SoC performance tiers, image courtesy Semico Research Corp.
Where a simple bus will do, likely a part with a single processor core and low-duty-cycle peripherals that aren’t continuously contending for the bus, Semico sees a commodity controller tier. Anything above that becomes an SoC, presumably with at least some peripherals fighting for on-chip bandwidth and attention from the processor core(s). Higher SoC tiers have multiple cores and multiple IP subsystems, each with tuned interconnect technology.
NoCs pick up more protocols and subsystems
RISC-V has quickly moved up these performance tiers as more powerful cores appear, with no less applicability at the lower end of the Semico scale. However, RISC-V designers may have less experience in complex interconnect schemes seen in the higher tiers. “TileLink may be the first thought for RISC-V interconnect, but it can be difficult to use in more complex scenarios,” says Frank Schirrmeister, VP of Solutions and Business Development for Arteris.
A NoC’s superpower is its ability to connect subsystems using different protocols, and SoC designers are likely to run into several protocols at even moderate complexity. AXI leveled the playing field for simple IP block connections. Multicore solutions with co-processing blocks demand cache-coherence, giving rise to the CHI protocol. I/O memory sharing helped shape the faster CXL interconnect. “When it’s time to co-optimize compute and transport with various subsystems and protocols in play, a NoC is a better solution,” continues Schirrmeister.
What can pairing RISC-V cores with NoCs look like? Arteris customer Tenstorrent provides a glimpse into the possibilities. Their recent focus is creating a reusable chiplet combining RISC-V cores, machine-learning acceleration IP, and standard peripherals found in many edge AI applications.
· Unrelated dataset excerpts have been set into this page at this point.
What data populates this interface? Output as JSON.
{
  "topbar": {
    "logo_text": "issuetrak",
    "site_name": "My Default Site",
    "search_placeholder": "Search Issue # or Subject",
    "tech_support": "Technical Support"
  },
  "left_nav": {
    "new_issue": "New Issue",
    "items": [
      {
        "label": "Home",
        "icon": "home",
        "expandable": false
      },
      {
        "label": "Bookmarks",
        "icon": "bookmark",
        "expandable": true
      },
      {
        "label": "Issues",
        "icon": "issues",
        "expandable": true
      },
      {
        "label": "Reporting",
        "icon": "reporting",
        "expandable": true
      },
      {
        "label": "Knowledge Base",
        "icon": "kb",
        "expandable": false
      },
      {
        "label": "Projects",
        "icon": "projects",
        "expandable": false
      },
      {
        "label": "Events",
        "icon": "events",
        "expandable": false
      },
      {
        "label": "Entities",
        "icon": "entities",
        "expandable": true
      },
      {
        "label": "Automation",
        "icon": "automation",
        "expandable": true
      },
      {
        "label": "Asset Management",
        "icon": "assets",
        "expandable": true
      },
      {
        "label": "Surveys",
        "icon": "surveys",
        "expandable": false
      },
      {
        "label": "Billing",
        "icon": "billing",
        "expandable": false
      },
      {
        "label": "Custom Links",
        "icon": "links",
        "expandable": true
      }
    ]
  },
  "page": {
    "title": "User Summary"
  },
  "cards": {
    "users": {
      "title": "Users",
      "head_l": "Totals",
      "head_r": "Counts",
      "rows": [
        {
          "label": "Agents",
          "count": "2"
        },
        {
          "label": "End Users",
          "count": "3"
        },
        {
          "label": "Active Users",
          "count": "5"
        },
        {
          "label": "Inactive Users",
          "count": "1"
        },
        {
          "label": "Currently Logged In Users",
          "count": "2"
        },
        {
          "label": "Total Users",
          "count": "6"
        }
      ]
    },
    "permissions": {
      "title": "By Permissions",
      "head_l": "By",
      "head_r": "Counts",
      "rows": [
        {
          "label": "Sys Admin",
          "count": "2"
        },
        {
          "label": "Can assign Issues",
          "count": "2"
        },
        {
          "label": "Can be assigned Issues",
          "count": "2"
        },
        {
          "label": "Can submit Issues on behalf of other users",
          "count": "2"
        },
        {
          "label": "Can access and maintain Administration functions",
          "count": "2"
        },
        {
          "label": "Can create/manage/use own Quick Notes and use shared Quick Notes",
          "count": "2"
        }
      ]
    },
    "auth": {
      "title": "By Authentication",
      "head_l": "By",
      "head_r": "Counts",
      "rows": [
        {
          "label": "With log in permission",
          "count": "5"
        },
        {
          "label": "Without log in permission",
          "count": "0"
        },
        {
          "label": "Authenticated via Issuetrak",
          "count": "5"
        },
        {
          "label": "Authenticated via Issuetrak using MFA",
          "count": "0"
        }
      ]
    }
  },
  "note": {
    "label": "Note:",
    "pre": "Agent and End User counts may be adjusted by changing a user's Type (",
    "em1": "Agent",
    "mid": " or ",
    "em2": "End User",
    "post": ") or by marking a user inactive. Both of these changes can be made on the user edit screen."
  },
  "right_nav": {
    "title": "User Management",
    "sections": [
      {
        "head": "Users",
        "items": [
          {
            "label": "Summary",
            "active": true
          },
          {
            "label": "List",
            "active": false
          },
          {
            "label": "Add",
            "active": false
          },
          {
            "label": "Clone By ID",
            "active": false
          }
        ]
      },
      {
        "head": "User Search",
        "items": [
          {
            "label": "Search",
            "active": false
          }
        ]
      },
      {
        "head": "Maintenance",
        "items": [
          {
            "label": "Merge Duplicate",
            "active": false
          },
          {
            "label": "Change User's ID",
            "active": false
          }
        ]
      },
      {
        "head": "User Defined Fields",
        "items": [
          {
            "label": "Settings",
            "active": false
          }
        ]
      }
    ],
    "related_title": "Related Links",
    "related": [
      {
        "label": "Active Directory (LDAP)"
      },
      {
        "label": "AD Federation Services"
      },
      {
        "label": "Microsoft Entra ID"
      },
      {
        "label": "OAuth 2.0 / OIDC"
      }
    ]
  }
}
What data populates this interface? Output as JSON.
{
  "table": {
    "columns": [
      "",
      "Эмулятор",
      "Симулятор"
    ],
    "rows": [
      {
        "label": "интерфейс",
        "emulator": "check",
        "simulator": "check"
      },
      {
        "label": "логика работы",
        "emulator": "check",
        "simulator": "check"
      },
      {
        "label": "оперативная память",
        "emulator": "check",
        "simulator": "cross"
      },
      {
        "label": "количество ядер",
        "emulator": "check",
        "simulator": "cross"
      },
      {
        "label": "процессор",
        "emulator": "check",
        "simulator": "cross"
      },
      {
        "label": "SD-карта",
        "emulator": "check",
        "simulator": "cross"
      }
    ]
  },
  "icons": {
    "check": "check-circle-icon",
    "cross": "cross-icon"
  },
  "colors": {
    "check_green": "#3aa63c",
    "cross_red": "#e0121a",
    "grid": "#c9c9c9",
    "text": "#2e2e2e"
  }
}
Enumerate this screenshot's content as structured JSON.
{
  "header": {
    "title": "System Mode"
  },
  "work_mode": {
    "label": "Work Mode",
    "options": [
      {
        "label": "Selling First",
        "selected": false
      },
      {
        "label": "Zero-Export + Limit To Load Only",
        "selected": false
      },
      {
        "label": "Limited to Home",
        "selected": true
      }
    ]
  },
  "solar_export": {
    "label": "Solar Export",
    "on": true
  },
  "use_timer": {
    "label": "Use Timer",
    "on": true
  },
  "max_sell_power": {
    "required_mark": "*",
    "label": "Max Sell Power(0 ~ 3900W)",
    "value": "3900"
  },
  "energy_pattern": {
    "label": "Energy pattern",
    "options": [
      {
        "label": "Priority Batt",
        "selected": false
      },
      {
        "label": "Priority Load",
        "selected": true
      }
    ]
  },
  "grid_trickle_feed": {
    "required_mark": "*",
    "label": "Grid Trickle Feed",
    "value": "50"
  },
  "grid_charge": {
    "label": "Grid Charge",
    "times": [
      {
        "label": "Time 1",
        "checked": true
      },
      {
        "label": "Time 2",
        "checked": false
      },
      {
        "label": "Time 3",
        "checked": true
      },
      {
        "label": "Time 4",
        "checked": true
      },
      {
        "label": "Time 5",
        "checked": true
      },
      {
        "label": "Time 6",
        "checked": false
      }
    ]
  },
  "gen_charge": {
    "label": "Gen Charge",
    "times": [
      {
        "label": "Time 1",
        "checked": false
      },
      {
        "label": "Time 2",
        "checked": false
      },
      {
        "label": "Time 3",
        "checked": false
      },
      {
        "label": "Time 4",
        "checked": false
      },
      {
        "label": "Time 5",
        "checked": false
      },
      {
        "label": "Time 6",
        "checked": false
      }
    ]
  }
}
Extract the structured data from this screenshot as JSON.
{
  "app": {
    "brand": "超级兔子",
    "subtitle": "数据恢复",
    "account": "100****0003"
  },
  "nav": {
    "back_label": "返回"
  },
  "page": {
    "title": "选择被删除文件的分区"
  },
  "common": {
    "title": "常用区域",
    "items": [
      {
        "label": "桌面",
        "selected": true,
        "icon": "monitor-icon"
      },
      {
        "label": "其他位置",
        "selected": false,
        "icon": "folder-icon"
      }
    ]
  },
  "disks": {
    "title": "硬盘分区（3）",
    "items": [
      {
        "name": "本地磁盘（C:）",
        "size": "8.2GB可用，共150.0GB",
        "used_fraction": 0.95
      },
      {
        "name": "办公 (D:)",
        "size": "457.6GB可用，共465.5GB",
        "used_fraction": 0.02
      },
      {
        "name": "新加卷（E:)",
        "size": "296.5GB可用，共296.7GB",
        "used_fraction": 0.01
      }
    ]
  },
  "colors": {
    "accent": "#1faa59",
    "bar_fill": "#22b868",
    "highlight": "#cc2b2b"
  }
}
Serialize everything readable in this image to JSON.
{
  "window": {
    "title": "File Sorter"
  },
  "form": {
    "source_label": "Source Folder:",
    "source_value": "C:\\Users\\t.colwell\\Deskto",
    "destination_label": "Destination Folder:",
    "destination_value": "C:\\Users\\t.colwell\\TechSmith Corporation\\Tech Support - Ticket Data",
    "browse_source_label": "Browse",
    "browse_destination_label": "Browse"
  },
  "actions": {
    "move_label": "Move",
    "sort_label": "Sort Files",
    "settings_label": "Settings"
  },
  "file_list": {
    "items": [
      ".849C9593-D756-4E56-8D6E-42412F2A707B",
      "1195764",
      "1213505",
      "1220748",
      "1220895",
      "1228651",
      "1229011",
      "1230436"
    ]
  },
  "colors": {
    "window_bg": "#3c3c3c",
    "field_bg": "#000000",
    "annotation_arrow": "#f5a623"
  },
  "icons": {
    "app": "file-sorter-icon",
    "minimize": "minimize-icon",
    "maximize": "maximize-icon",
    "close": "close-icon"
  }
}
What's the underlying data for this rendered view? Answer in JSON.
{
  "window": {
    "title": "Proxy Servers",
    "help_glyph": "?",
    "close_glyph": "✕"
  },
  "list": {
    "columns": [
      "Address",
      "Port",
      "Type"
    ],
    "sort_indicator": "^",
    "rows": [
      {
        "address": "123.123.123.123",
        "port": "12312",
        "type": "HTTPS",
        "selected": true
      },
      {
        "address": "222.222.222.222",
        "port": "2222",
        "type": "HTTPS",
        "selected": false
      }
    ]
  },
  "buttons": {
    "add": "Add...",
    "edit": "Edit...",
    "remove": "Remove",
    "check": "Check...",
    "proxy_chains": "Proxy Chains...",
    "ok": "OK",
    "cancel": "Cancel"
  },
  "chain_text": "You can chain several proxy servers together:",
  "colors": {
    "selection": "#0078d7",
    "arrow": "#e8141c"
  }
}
At scale, a single-die implementation could look like the following diagram, using the Arteris Ncore cache-coherent interconnect and several segments of the Arteris FlexNoC non-coherent interconnect.
image courtesy Arteris
A Smart Memory Controller (SMC) provides a high-performance, server-grade memory connection in memory-intensive applications. The unnamed “chiplet link” could be UCIe, a relatively new specification optimized for tighter chiplet integration. When new subsystem interconnects emerge, adapting a section of the NoC is more manageable than ripping up the entire chip-wide structure.
Pairing RISC-V cores with NoCs lowers risk and time-to-market
If that diagram looks complex, and granted, maybe most RISC-V applications aren’t that complex right now, consider this: chiplets are already driving integration much higher. Today’s advanced RISC-V multicore part will be next year’s value SoC as innovation picks up pace.
Arteris Ncore and Arteris FlexNoC development tools output RTL for implementation, providing several advantages. Physical NoC estimation is straightforward in an EDA workflow. NoC parameter adjustments, such as the number of pipeline stages, are also a few clicks away in EDA tools. The modifications mentioned above for adding a subsystem protocol are also readily accomplished. “At the high end, users gain immediate access to our NoC expertise,” says Schirrmeister. “At the low end, our tools are easy to use for first-pass success and provide a growth path for more ambitious future projects with complex interconnects.”
Pairing RISC-V cores with NoCs lowers the risk of one more IP block entering a design and triggering a ripple of interconnect redesign across the chip. It also reduces time-to-market for complex SoC designs compared to do-it-yourself interconnect structures. We haven’t discussed the other benefits of NoCs here, such as bandwidth and power management, but the case for NoCs in RISC-V designs is strong just considering a diverse protocol mix.